Release Date: August 17th 2018
Label: Virgin EMI Records
Website: www.youareallslaves.com
Facebook: www.facebook.com/slaves
Twitter: www.twitter.com/slaves

Rating:

Kent punk rock two-piece Slaves have always defied expectation. On paper, a duo comprised of frantic guitars, a stand-up drummer, and angry, noisy vocals that would make any other double-act weep shouldn’t have broken the mainstream.

Yet with two top 10 records under their belt and a huge UK tour booked for the coming autumn, Slaves are back with their third full-length and are ready to blow expectations out of the water yet again.

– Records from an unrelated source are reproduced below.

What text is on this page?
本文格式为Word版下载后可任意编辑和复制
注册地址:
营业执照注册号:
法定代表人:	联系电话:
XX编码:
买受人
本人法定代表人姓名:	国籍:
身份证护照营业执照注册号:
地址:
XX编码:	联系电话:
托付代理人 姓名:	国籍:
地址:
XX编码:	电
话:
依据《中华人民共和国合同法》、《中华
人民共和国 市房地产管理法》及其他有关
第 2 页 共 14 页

‘Acts Of Fear And Love’ is very much an album of two halves. Opener ‘The Lives They Wish They Had’ pulls no punches, poking fun at Instagram celebrities, like-hungry posts and society’s ongoing quest to achieve social media acceptance. It opens like many other Slaves tracks, with a steady, simplistic beat and a bouncy riff. Two-thirds of the way through, the track descends into a riotous hardcore anthem that sees the band explore exciting new territory.

The first half of the album is a logical follow-up to 2016’s ‘Take Control’; roaring vocals and powerful guitars that would make any ’77 punk proud. One of the stand-out tracks ‘Magnolia’ features Slaves‘ signature wry social commentary of rat-race Britain that builds into a chant-along chorus, “Watch me paint my walls magnolia.”

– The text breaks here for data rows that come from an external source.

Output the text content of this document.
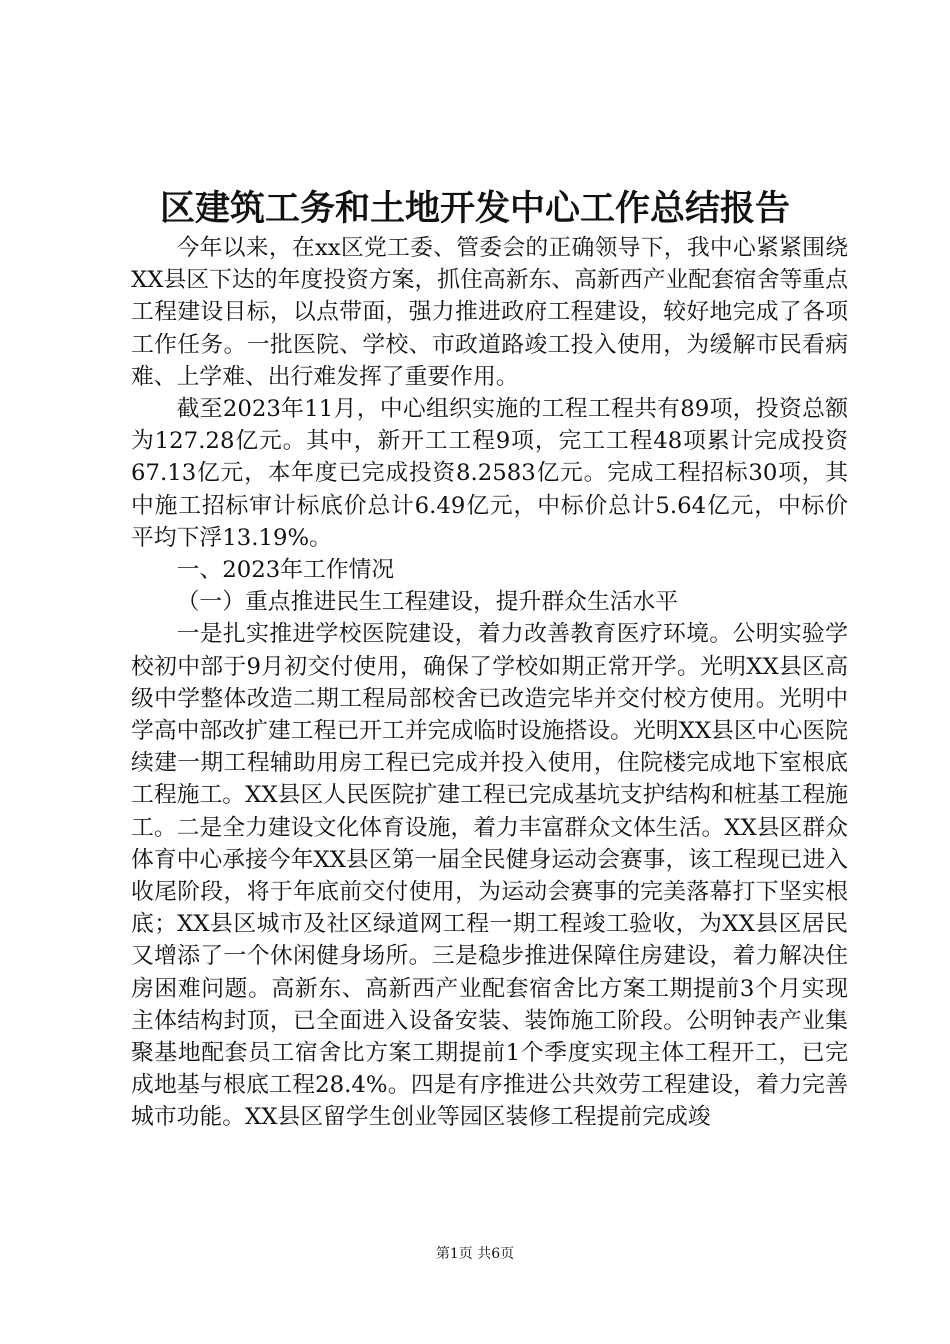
区建筑工务和土地开发中心工作总结报告

今年以来，在xx区党工委、管委会的正确领导下，我中心紧紧围绕XX县区下达的年度投资方案，抓住高新东、高新西产业配套宿舍等重点工程建设目标，以点带面，强力推进政府工程建设，较好地完成了各项工作任务。一批医院、学校、市政道路竣工投入使用，为缓解市民看病难、上学难、出行难发挥了重要作用。

截至2023年11月，中心组织实施的工程工程共有89项，投资总额为127.28亿元。其中，新开工工程9项，完工工程48项累计完成投资67.13亿元，本年度已完成投资8.2583亿元。完成工程招标30项，其中施工招标审计标底价总计6.49亿元，中标价总计5.64亿元，中标价平均下浮13.19%。

一、2023年工作情况

（一）重点推进民生工程建设，提升群众生活水平

一是扎实推进学校医院建设，着力改善教育医疗环境。公明实验学校初中部于9月初交付使用，确保了学校如期正常开学。光明XX县区高级中学整体改造二期工程局部校舍已改造完毕并交付校方使用。光明中学高中部改扩建工程已开工并完成临时设施搭设。光明XX县区中心医院续建一期工程辅助用房工程已完成并投入使用，住院楼完成地下室根底工程施工。XX县区人民医院扩建工程已完成基坑支护结构和桩基工程施工。二是全力建设文化体育设施，着力丰富群众文体生活。XX县区群众体育中心承接今年XX县区第一届全民健身运动会赛事，该工程现已进入收尾阶段，将于年底前交付使用，为运动会赛事的完美落幕打下坚实根底；XX县区城市及社区绿道网工程一期工程竣工验收，为XX县区居民又增添了一个休闲健身场所。三是稳步推进保障住房建设，着力解决住房困难问题。高新东、高新西产业配套宿舍比方案工期提前3个月实现主体结构封顶，已全面进入设备安装、装饰施工阶段。公明钟表产业集聚基地配套员工宿舍比方案工期提前1个季度实现主体工程开工，已完成地基与根底工程28.4%。四是有序推进公共效劳工程建设，着力完善城市功能。XX县区留学生创业等园区装修工程提前完成竣

第1页 共6页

Juxtaposing the ferocious energy of the first half, the second sees the duo showing us their softer side, something that was barely evident at all on their first two LPs. This could perhaps have something to do with guitarist Laurie Vincent becoming a father (his son Bart is actually on the cover of the record).

If this was ever up for debate, the mellowest track is entitled ‘Daddy’. While subtlety isn’t something that you’d expect from a band that packs such a punch, this feels a little on-the-nose.

There are some brilliant moments during the mellower act of this release: the title-track is an Ian Dury-esque post-punk contemplation of life, the universe, and everything else. However, it’s clear that Slaves‘ strengths are in the loud and angry.